Though the binaries for the 3 lower magnification levels look good, the one for magnification 40 is completely black(after removing the remove_small_holes and remove_small_objects function calls) or completely white. Basically cells are not being identified. Can you point out what I'm doing wrong here or as the comment says this piece of code is meant for generating tissue level binaries only?

simongraham commented 3 years ago

Hi,

So the mask that is generated during inference is the tissue mask. You shouldn't try and modify that to get the binary cell output. Like you already suggested, you should be able to use the json file output to binarise the image if you wish. Everything will be there that you need. However, you should note that saving the image at 40x will take up a lot of memory and there may be issues. This is why we have saved the output as json. Alternatively you can process image tiles and then binarisation may be a bit more straight forward. Let me know if you need more assistance.

snigdhaAgarwal commented 3 years ago

Thanks for the prompt reply! I used the tutorial here: https://github.com/vqdang/hover_net/blob/master/examples/usage.ipynb to get the binary file. The code I used is below for anyone who has a similar use case.

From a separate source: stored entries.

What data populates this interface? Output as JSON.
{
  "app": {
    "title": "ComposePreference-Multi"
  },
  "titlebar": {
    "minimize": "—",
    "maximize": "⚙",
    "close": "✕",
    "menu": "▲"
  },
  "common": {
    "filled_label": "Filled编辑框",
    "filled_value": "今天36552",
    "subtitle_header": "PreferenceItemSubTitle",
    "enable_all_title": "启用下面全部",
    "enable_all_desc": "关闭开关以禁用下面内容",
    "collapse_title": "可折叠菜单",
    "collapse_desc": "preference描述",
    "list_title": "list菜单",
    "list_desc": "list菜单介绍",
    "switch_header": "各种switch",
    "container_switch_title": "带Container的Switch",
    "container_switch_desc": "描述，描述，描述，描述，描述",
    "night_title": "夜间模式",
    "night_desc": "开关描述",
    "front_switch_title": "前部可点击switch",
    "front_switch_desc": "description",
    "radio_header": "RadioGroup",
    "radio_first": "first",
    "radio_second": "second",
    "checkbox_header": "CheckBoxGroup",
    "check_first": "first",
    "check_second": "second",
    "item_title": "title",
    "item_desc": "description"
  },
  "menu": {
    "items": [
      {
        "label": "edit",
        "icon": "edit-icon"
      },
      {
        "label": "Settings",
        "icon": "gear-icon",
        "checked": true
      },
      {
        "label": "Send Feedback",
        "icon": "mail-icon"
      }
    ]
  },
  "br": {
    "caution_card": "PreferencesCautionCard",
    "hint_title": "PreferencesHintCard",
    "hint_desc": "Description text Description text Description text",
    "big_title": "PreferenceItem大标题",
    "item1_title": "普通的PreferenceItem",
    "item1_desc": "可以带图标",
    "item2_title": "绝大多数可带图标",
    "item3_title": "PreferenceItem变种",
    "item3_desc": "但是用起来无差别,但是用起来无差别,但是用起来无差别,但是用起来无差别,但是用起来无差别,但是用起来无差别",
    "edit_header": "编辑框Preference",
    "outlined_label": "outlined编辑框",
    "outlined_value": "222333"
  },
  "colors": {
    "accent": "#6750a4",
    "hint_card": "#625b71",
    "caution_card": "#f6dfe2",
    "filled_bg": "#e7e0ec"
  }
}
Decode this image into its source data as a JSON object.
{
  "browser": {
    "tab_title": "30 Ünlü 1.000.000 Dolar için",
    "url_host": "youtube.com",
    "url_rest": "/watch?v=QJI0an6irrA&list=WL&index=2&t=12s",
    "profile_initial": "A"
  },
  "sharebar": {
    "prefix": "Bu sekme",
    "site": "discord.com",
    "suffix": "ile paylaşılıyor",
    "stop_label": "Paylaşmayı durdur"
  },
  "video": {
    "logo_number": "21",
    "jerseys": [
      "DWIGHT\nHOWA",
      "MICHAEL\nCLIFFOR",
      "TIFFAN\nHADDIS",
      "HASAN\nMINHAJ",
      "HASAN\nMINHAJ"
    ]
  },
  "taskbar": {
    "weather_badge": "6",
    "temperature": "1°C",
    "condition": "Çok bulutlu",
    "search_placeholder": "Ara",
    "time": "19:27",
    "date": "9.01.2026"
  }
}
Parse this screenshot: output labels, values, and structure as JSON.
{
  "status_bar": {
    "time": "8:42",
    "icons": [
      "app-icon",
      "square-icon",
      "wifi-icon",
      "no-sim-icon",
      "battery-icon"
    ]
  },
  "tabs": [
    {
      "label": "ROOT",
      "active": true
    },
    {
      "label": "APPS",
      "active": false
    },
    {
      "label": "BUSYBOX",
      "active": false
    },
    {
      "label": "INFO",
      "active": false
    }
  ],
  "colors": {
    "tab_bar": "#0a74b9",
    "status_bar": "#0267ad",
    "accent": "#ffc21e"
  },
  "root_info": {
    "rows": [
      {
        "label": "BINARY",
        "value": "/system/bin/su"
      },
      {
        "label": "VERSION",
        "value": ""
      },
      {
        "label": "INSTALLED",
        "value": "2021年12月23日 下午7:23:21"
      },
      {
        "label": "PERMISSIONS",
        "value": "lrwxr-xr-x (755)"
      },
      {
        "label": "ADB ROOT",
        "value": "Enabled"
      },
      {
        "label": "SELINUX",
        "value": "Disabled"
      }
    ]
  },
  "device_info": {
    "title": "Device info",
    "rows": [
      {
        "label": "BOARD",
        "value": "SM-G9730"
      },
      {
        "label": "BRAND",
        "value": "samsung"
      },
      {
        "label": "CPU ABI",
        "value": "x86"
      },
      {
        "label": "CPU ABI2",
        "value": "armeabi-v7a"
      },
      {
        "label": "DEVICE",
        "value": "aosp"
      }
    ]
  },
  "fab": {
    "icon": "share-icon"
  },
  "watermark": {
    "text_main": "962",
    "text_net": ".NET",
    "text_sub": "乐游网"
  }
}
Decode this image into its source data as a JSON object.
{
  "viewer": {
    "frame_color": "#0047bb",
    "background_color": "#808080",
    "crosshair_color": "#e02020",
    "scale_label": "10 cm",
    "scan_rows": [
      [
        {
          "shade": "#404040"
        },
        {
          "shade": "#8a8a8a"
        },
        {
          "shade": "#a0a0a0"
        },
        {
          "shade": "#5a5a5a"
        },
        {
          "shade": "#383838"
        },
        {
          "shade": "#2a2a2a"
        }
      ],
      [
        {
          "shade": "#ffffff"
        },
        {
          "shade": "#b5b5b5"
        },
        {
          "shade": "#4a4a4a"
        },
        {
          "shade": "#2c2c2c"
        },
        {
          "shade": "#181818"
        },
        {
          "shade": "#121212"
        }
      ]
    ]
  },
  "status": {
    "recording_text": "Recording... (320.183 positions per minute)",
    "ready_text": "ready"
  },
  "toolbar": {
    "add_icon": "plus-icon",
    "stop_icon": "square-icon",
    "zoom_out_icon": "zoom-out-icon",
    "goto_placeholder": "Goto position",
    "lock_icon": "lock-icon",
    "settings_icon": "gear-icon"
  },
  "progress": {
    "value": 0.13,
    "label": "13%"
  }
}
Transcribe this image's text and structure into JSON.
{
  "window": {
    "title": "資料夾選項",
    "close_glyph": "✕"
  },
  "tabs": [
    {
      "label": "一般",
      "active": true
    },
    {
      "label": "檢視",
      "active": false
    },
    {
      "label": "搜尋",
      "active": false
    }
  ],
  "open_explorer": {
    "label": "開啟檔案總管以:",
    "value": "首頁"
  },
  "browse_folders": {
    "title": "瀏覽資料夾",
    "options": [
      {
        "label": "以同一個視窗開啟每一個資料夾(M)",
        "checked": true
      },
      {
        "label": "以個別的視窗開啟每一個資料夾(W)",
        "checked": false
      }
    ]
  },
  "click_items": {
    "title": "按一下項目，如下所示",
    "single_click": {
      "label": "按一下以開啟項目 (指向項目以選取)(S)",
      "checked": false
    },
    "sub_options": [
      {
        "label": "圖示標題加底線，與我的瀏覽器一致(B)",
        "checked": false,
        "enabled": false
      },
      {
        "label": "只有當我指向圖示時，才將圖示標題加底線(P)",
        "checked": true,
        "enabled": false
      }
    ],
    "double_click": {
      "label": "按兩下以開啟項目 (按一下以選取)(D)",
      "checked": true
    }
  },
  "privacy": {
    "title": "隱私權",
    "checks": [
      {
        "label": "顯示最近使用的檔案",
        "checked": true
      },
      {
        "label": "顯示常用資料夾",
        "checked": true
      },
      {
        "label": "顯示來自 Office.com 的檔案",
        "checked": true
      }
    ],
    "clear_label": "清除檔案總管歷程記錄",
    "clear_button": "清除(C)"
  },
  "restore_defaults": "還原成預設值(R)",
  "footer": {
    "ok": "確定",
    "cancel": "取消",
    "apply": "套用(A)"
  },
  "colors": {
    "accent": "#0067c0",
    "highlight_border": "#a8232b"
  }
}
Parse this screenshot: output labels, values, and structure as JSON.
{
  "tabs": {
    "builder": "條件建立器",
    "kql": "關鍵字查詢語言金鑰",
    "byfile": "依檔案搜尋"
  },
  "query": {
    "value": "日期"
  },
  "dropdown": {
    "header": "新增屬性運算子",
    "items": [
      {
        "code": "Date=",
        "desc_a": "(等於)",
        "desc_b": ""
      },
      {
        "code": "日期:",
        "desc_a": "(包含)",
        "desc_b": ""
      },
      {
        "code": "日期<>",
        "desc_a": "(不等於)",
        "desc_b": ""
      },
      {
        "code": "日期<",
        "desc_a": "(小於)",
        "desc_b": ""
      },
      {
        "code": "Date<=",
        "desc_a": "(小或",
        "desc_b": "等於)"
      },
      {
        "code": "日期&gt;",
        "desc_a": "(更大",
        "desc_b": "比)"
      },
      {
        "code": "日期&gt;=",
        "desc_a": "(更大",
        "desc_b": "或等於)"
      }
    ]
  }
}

from misc.viz_utils import visualize_instances_dict
import numpy as np
import json
from skimage import io
import cv2
import zarr

f = open('/mnt/ibm_sm/home/snigdha/TSP14 UB B2.json’)
data = json.load(f)
type_info = {"0" : ["nolabe", [255,255,255]]} # all white

for i in data['nuc']:
    contour = data['nuc'][str(i)]['contour']
    x_s = [a_tuple[0] for a_tuple in contour]
    y_s = [a_tuple[1] for a_tuple in contour]
    coords = np.empty((len(x_s),2))
    coords[:,0] = x_s
    coords[:,1] = y_s
    tile_info_dict[i] = {'contour': np.int0(coords), 'type':'0’}

# shape of the max mag level in svs
r_mask = np.zeros((67343, 143424), np.uint8)
overlaid_output = visualize_instances_dict(r_mask, tile_info_dict, type_colour=type_info,line_thickness=cv2.FILLED)
zarr.save('example.zarr',overlaid_output)

Saving as a png was taking a lot of time and it was also very huge. So I saved it as a zarr instead and this really helped me save space and time!